The Morcha’s programme of making the people wear traditional dresses during the festive season also hit a sour note with the front turning it into a diktat. An appeal would have been more acceptable. And when the hill people had virtually accepted the dress code, those who had refused to wear the attire were smeared with black paint right in the heart of Darjeeling.

There are some basic principles of politics that even novice politicians should understand. A party cannot keep inconveniencing its supporters and still hope to get their support, especially when it is unable to deliver the goods with any consistency. If one gets branded as anti-Gorkhaland simply on refusing to accept the party’s diktat, one is bound to be offended. The Morcha needs to consider the people’s psychology before being brash with them.

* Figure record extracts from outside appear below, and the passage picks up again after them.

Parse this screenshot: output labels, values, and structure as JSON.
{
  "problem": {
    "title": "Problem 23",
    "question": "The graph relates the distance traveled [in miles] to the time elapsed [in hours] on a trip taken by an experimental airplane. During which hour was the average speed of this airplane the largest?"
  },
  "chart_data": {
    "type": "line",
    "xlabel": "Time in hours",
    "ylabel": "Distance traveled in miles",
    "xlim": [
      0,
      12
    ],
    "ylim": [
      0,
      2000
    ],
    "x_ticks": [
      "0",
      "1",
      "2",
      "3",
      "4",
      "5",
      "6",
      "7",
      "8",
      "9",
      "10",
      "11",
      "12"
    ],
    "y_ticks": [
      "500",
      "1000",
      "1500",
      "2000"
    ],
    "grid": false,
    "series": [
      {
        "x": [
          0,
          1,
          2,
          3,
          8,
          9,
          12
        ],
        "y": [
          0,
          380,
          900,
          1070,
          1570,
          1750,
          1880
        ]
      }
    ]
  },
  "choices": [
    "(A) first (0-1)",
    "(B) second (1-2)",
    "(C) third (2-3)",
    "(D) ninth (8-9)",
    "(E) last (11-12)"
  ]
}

The political history of the hills show that the civil society here has always lived under the shadow of the political bigwigs. When Morcha supporters applied black paint on the people, few came forward to condemn the act. This only goes to show the helplessness of the hill people. There is a clear need for the people of the hills to be more aware of their rights and responsibilities. Political parties too must start functioning on the basis of ideologies, and not just emotions.

Politics in the hills has never been practised in a systematic way. It is well known that the Gorkhaland movement largely owes its success to the support it receives from the adivasi community in the Terai and Dooars. And yet, apart from changing the name of the Morcha to the Gorkha Janmukti Adivasi Morcha in the region, no sustained effort to retain the tribal community’s cooperation has yet been made. It comes as no surprise then that the Adivasi Vikash Parishad is gradually convincing the tribal community to refrain from joining the Gorkhaland movement. It is time that the Morcha concentrates more on the Dooars and the Terai than on the Darjeeling hills.

It is also time that the intellectuals debate whether the demand for Gorkhaland is to be argued on the basis of identity or of development. If Gorkhaland is about differentiating the Indian Gorkhas from the citizens of Nepal and asserting their place in the mainstream, then there can be no plausible reason for the adivasi communities to support the movement. However, if the Morcha maintains that better development is why the new state needs to be created, then, of course, there is a slew of other alternatives to statehood that can serve that cause just as well .

Gurung had repeatedly promised a Gorkhaland by 2010, and the hill people have unconditionally stood by him. If Gurung’s promise is to come true in two years, the front has to stop going round and round in the Darjeeling hills. It should expand its support base by taking into account the wishes and desires of people living elsewhere as well.